Sabotage politique des conseils ouvriers par le SPD

En novembre et décembre, au moment où l’élan révolutionnaire des soldats retombe, il commence à se produire plus de grèves dans les usines. Mais cette dynamique n’en est qu’à son début. Et, à ce moment, le mouvement des conseils est encore fortement et de façon inévitable divisé. Saisissant sa chance, le SPD prend l’initiative d’appeler à un congrès national des conseils ouvriers et de soldats à Berlin le 16 décembre. Ainsi, alors que le mouvement des usines n’est pas encore en plein essor, et que le temps pour la centralisation est encore prématuré, le SPD veut mettre à profit l’occasion d’un tel congrès national des conseils pour les désarmer politiquement. En outre, il met l’accent sur l’illusion largement répandue à l’époque selon laquelle le conseil devrait travailler selon les principes du parlementarisme bourgeois. À l’ouverture du congrès, la délégation forme des fractions (sur les 490 délégués, 298 sont des membres du SPD, 101 de l’USPD - parmi eux 10 Spartakistes -, 100 appartiennent à d’autres groupes).

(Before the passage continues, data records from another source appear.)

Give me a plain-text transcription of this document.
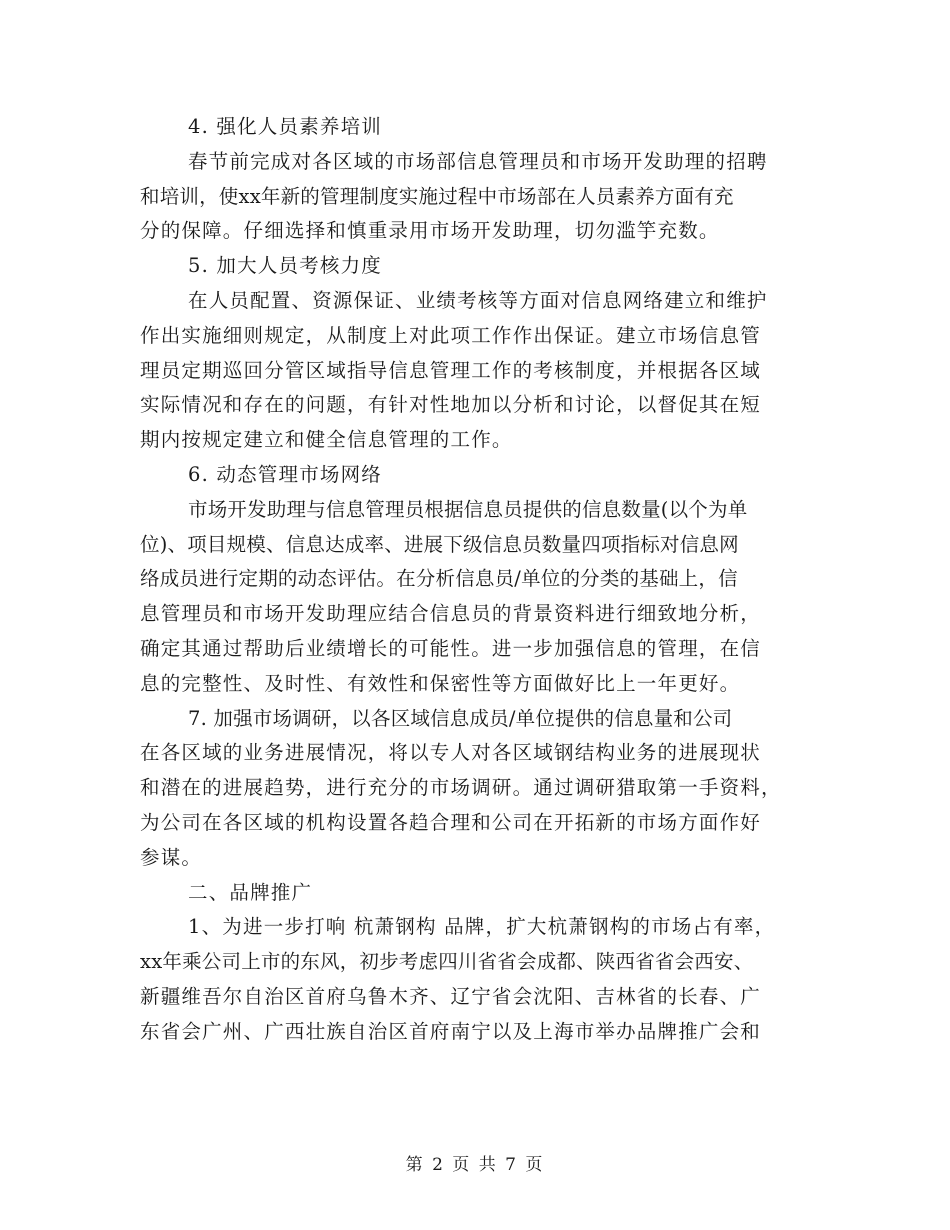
4. 强化人员素养培训
春节前完成对各区域的市场部信息管理员和市场开发助理的招聘
和培训，使xx年新的管理制度实施过程中市场部在人员素养方面有充
分的保障。仔细选择和慎重录用市场开发助理，切勿滥竽充数。
5. 加大人员考核力度
在人员配置、资源保证、业绩考核等方面对信息网络建立和维护
作出实施细则规定，从制度上对此项工作作出保证。建立市场信息管
理员定期巡回分管区域指导信息管理工作的考核制度，并根据各区域
实际情况和存在的问题，有针对性地加以分析和讨论，以督促其在短
期内按规定建立和健全信息管理的工作。
6. 动态管理市场网络
市场开发助理与信息管理员根据信息员提供的信息数量(以个为单
位)、项目规模、信息达成率、进展下级信息员数量四项指标对信息网
络成员进行定期的动态评估。在分析信息员/单位的分类的基础上，信
息管理员和市场开发助理应结合信息员的背景资料进行细致地分析，
确定其通过帮助后业绩增长的可能性。进一步加强信息的管理，在信
息的完整性、及时性、有效性和保密性等方面做好比上一年更好。
7. 加强市场调研，以各区域信息成员/单位提供的信息量和公司
在各区域的业务进展情况，将以专人对各区域钢结构业务的进展现状
和潜在的进展趋势，进行充分的市场调研。通过调研猎取第一手资料，
为公司在各区域的机构设置各趋合理和公司在开拓新的市场方面作好
参谋。
二、品牌推广
1、为进一步打响 杭萧钢构 品牌，扩大杭萧钢构的市场占有率，
xx年乘公司上市的东风，初步考虑四川省省会成都、陕西省省会西安、
新疆维吾尔自治区首府乌鲁木齐、辽宁省会沈阳、吉林省的长春、广
东省会广州、广西壮族自治区首府南宁以及上海市举办品牌推广会和
第 2 页 共 7 页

Ainsi, la classe ouvrière doit se confronter à un congrès auto-proclamé des conseils qui prétend parler au nom de la classe ouvrière mais qui laisse immédiatement tout le pouvoir entre les mains du gouvernement provisoire nouvellement "auto-proclamé".

Le présidium utilise la ruse pour empêcher des leaders Spartakistes tels que Karl Liebknecht et Rosa Luxemburg de participer aux travaux du congrès et les empêche même de parler, sous le prétexte qu’ils ne sont pas des ouvriers des usines de Berlin (2).

Le congrès prononce la "sentence de mort" quand il décide de soutenir l’appel pour la formation d’une "assemblée nationale". Abdiquer ainsi le pouvoir face à un parlement bourgeois, c’est se désarmer soi-même.

Les Spartakistes qui veulent faire pression sur le congrès organisent une manifestation de rue massive de 250 000 ouvriers seulement à Berlin le 16 décembre.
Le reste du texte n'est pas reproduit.